Was die File-Sharer nicht so gern erwähnen: Nach Ansicht von Kokott dürfen die EU-Staaten der Musikwirtschaft im Interesse "der öffentlichen Sicherheit" durchaus mehr entgegenkommen, als dies Spanien getan hat. So könne ein Staat sehr wohl entscheiden, dass Internet-Verbindungs-Daten auch für Schadensersatzprozesse eingesetzt werden können. Die nationalen Parlamente hätten da einen "weiten Ermessensspielraum".
Diesen Spielraum will auch der Bundestag nutzen. Nach der Sommerpause soll ein "Gesetz zur Verbesserung der Durchsetzung von Rechten des geistigen Eigentums" beschlossen werden. Darin erhält die Musikindustrie auch ein direktes Auskunftsrecht gegenüber Internetprovidern, wenn ein Kunde Musikdateien "im geschäftlichen Verkehr", also mehr als privat üblich, anbietet oder herunterlädt.
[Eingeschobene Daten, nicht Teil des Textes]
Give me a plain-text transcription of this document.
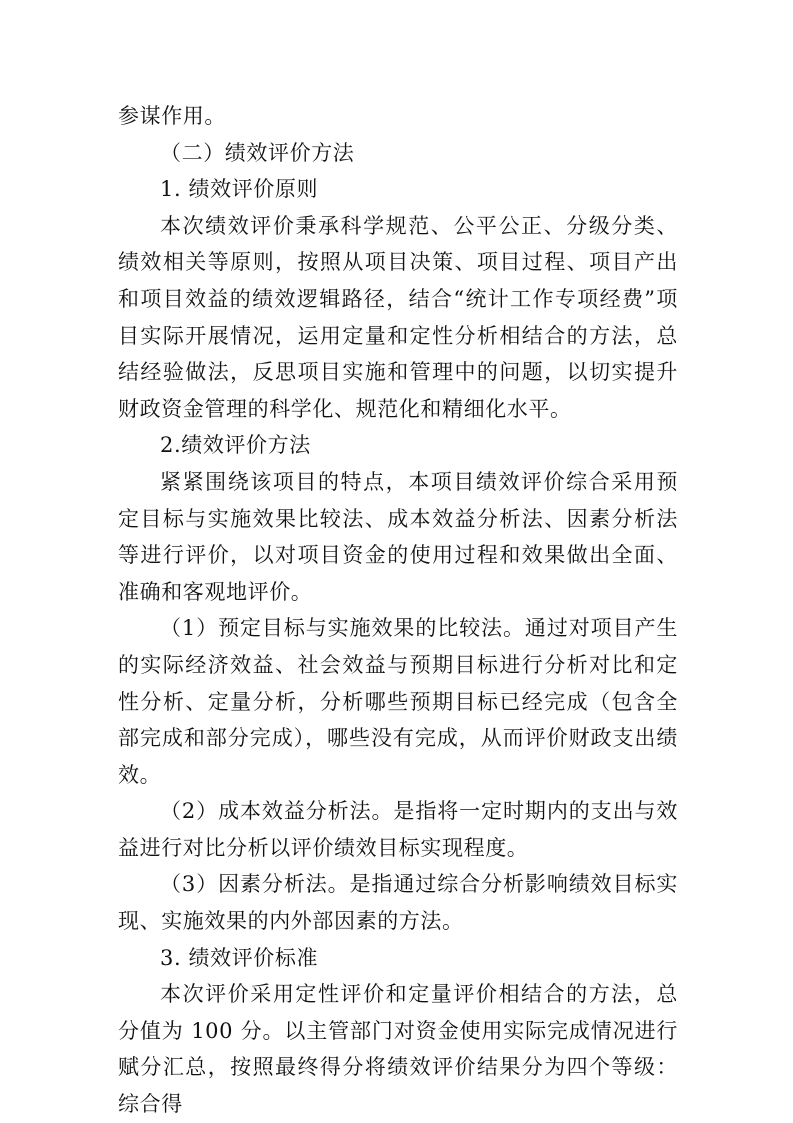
参谋作用。

（二）绩效评价方法

1. 绩效评价原则

本次绩效评价秉承科学规范、公平公正、分级分类、绩效相关等原则，按照从项目决策、项目过程、项目产出和项目效益的绩效逻辑路径，结合“统计工作专项经费”项目实际开展情况，运用定量和定性分析相结合的方法，总结经验做法，反思项目实施和管理中的问题，以切实提升财政资金管理的科学化、规范化和精细化水平。

2.绩效评价方法

紧紧围绕该项目的特点，本项目绩效评价综合采用预定目标与实施效果比较法、成本效益分析法、因素分析法等进行评价，以对项目资金的使用过程和效果做出全面、准确和客观地评价。

（1）预定目标与实施效果的比较法。通过对项目产生的实际经济效益、社会效益与预期目标进行分析对比和定性分析、定量分析，分析哪些预期目标已经完成（包含全部完成和部分完成），哪些没有完成，从而评价财政支出绩效。

（2）成本效益分析法。是指将一定时期内的支出与效益进行对比分析以评价绩效目标实现程度。

（3）因素分析法。是指通过综合分析影响绩效目标实现、实施效果的内外部因素的方法。

3. 绩效评价标准

本次评价采用定性评价和定量评价相结合的方法，总分值为 100 分。以主管部门对资金使用实际完成情况进行赋分汇总，按照最终得分将绩效评价结果分为四个等级：综合得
Kokott verlangt allerdings, dass die Daten stets dem Staat übergeben werden, auch wenn es um privaten Schadensersatz geht. Der Gesetzentwurf der Bundesregierung sieht dagegen ein eigenes Auskunftsrecht der geschädigten Urheber vor. Vorgesehen ist aber immerhin ein Richtervorbehalt für die Datenweitergabe. Wünsche der CDU/CSU, auf die richterliche Genehmigung zu verzichten, dürften nach Kokotts Gutachten wohl vom Tisch sein.
Für Furore sorgte Kokott auch mit ihrer Nebenbemerkung, "man kann daran zweifeln, ob die Speicherung der Verkehrsdaten aller Nutzer - gewissermaßen auf Vorrat - mit Grundrechten vereinbar ist." Da stellte sie die von Spanien bereits praktizierte und bald EU-weit verbindliche Vorratsspeicherung mal schnell ganz grundsätzliche in Frage, beließ es dann aber bei dieser Andeutung. In einem anderen Prozess wird der EuGH nächstes Jahr aber auch über die generelle Zulässigkeit der mindestens sechsmonatigen Zwangsspeicherung aller Telefon- und Internet-Verbindungsdaten zu entscheiden haben.